La risposta breve è articolata: a oggi, nessun approccio nutrizionale è ufficialmente riconosciuto come trattamento per la fibromialgia. Tuttavia, ricerche recenti hanno permesso di comprendere meglio alcuni collegamenti tra dieta, sintomi digestivi, infiammazione di basso grado e qualità della vita delle persone affette da questa condizione.

La fibromialgia è una sindrome cronica caratterizzata principalmente da dolore diffuso, affaticamento, disturbi del sonno e, talvolta, difficoltà di concentrazione o di memoria. I ricercatori ritengono oggi che si tratti soprattutto di un disturbo della modulazione del dolore da parte del sistema nervoso centrale. In altre parole, il cervello e il sistema nervoso sembrano amplificare alcuni segnali sensoriali, aumentando così la percezione del dolore.
Poiché non esiste una cura risolutiva, la gestione si basa generalmente su una combinazione di strategie volte a migliorare la qualità della vita e ad alleviare i sintomi.

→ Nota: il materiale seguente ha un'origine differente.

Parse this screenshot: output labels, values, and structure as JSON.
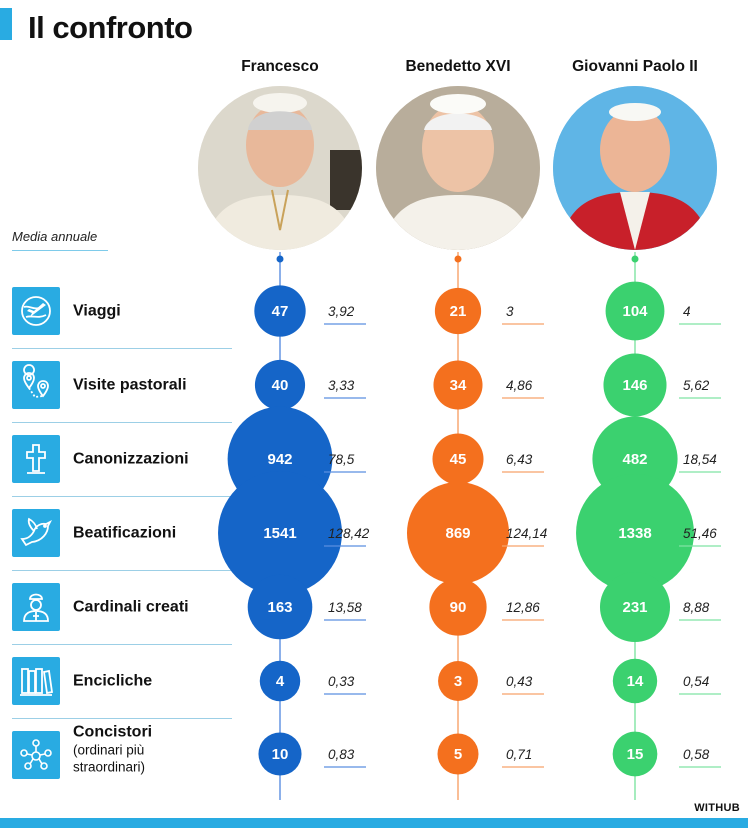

Nonostante il crescente interesse per il ruolo della nutrizione nella gestione della fibromialgia, i dati scientifici rimangono insufficienti per raccomandare una dieta specifica per tutte le persone affette. Gli studi condotti finora hanno valutato diversi approcci dietetici: la dieta mediterranea, le diete antinfiammatorie, le diete vegetariane o vegane, l’esclusione del glutine, la dieta a basso contenuto di FODMAP* e varie strategie di eliminazione. Sebbene alcuni di questi abbiano mostrato risultati promettenti, la maggior parte degli studi è di piccole dimensioni e i risultati ottenuti sono talvolta difficili da confrontare.
In altre parole, mentre la ricerca sta facendo progressi, al momento nessuna strategia nutrizionale può essere considerata un trattamento riconosciuto per la fibromialgia.
Uno degli sviluppi più interessanti degli ultimi anni riguarda lo stretto legame tra fibromialgia e sindrome dell’intestino irritabile (IBS). Le due condizioni coesistono frequentemente. Gli studi dimostrano che una quota significativa di persone affette da fibromialgia manifesta anche sintomi digestivi riconducibili all’IBS. Tale associazione può essere in parte spiegata da meccanismi comuni che coinvolgono l’asse intestino-cervello e una spiccata ipersensibilità del sistema nervoso.
Questa osservazione è significativa, poiché offre elementi utili a comprendere perché alcuni interventi nutrizionali sembrino giovare ad alcuni pazienti, in particolare in presenza di sintomi digestivi.